At this point I wanted to try freeing up some disk space for Ubuntu by shrinking the Windows 7 (Win7) partition from within Win7. I have always relied upon Ubuntu to repartition a drive, and it has always worked in the past, but I like looking at new ways of doing things. My goal was to shrink the partition down to about 100GB so that I would have about 500GB for Ubuntu. But there was a problem: the Win7 partition, which only had about 18GB of data, would not shrink below 280GB. It seems when I installed the additional software it wrote some files way out in the partition, and Win7 will not move files during a shrink. No problem I thought, I will just go ahead and install Ubuntu and let it move those files.

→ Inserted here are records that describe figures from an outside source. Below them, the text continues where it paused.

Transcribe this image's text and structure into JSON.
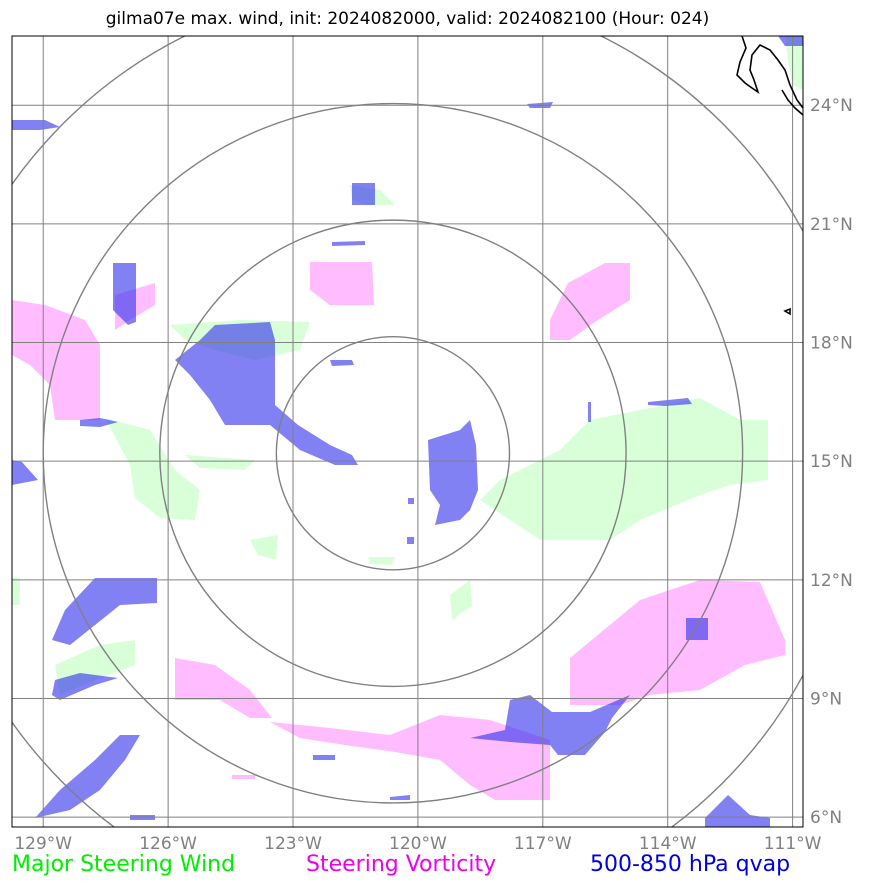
{
  "title": "gilma07e max. wind, init: 2024082000, valid: 2024082100 (Hour: 024)",
  "map": {
    "lon_range": [
      -129.75,
      -110.75
    ],
    "lat_range": [
      5.75,
      25.75
    ],
    "lon_ticks": [
      {
        "value": -129,
        "label": "129°W"
      },
      {
        "value": -126,
        "label": "126°W"
      },
      {
        "value": -123,
        "label": "123°W"
      },
      {
        "value": -120,
        "label": "120°W"
      },
      {
        "value": -117,
        "label": "117°W"
      },
      {
        "value": -114,
        "label": "114°W"
      },
      {
        "value": -111,
        "label": "111°W"
      }
    ],
    "lat_ticks": [
      {
        "value": 6,
        "label": "6°N"
      },
      {
        "value": 9,
        "label": "9°N"
      },
      {
        "value": 12,
        "label": "12°N"
      },
      {
        "value": 15,
        "label": "15°N"
      },
      {
        "value": 18,
        "label": "18°N"
      },
      {
        "value": 21,
        "label": "21°N"
      },
      {
        "value": 24,
        "label": "24°N"
      }
    ],
    "range_rings_center": {
      "lon": -120.6,
      "lat": 15.2
    },
    "range_rings_deg": [
      2.8,
      5.6,
      8.4,
      11.2
    ],
    "colors": {
      "grid": "#808080",
      "rings": "#808080",
      "coast": "#000000",
      "steering_wind": "#ccffcc",
      "steering_vorticity": "#ff99ff",
      "qvap": "#3333ee"
    }
  },
  "legend": {
    "steering_wind": {
      "label": "Major Steering Wind",
      "color": "#00ee00"
    },
    "steering_vorticity": {
      "label": "Steering Vorticity",
      "color": "#ee00ee"
    },
    "qvap": {
      "label": "500-850 hPa qvap",
      "color": "#0000dd"
    }
  }
}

So, I boot up Ubuntu, perform the install (shrinking the Win7 partition to about 100GB), and then reboot back into Win7. Or at least, I tried to boot into Win7. Win7 complained about a dirty shutdown (as it should after Linux shrinks an NTFS partition). But it crashed before getting to the desktop, even in safe mode. SIGH! Good thing HP provides a simple system recovery. So I recover the system, and this time before booting into Win7 I install Ubuntu and shrink the partition. Ha! There is always more than one way to do things.
So I now boot into Win7 to go through the first-boot ritual again, and it crashes! Win7 does not like the dirty flag set on an NTFS partition on the “first” boot. There is no safe boot on the first boot, and apparently there is also no chkdsk either to scan the partition and reset the dirty flag. So, I run the HP system recovery again….
Third try! Boot into Win7, and soon as the first boot was finished I shrunk the partition to about 100MB.
Now I installed Ubuntu and could finally begin to set up my virtual machines…

January 21st, 2010 at 3:44 PM
Thank you. Very educational writing.